As a representative of nonlinear and ill-posed problems that concern many important inspection/imaging applications, inverse scattering problems (ISPs) are of great interests in academic researches. Nevertheless, due to the intrinsic ill-posedness and non-linearity, the conventional computational methods are rather inefficient, especially when handling problems with low-quality data or with strong wave/fields interactions. In this talk, we will mainly discuss our lately contributions in computational methods for ISPs, with special emphases on the inversion-friendly modelling that can effectively handle these two major difficulties in ISPs. To tackle the ill-posedness, we impose proper constraints in the numerical models, leading to a new type of modelling-based regularization methods. For non linearity, novel numerical models are derived from the fundamental physical models so as to cope with the highly nonlinear problems that the fundamental models cannot handle. Merging the efforts of physical modelling, signal processing and mathematical analysis, we will show the efficiency of solving the ISPs can be substantially increased.
About the Speaker
Dr.
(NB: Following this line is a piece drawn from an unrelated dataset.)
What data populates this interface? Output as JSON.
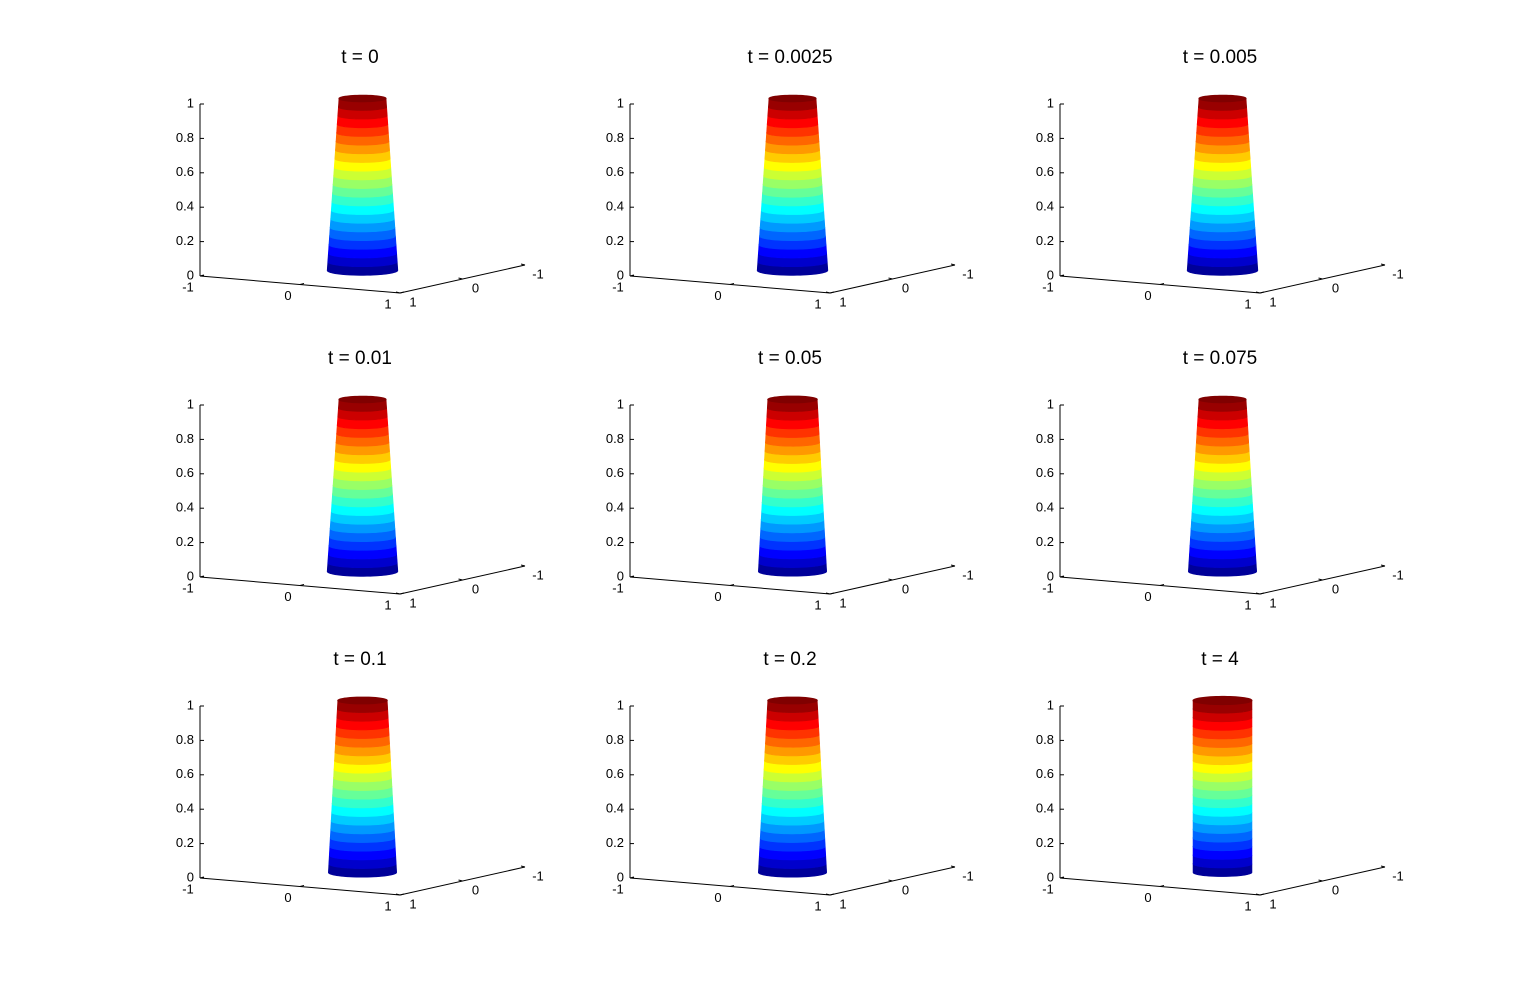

ZHONG Yu received the B.E. and M.E. degrees in electronic engineering from Zhejiang University, Hangzhou, China, in 2003 and 2006, respectively, and the Ph.D. degree in electrical and computer engineering from the National University of Singapore, Singapore, in 2010. He was a Research Engineer and a Fellow with the National University of Singapore, from 2009 to 2013, where he was involved in a FrenchSingaporean MERLION Cooperative Program. Since 2014, he has been a Scientist with the Institute of High Performance Computing, Agency for Science, Technology and Research, Singapore. He was invited to the Laboratoire des Signaux et Systèmes, Paris, France, as an Invited Senior Scientific Expert between 2012 and 2015, once per year. As a Visiting Professor, he is now visiting the ELEDIA Research Center, University of Trento. His current research interests include numerical methods for inverse problems associated with waves and fields, including imaging and design problems, electromagnetic and acoustic modelling with complex materials, and non-destructive testing.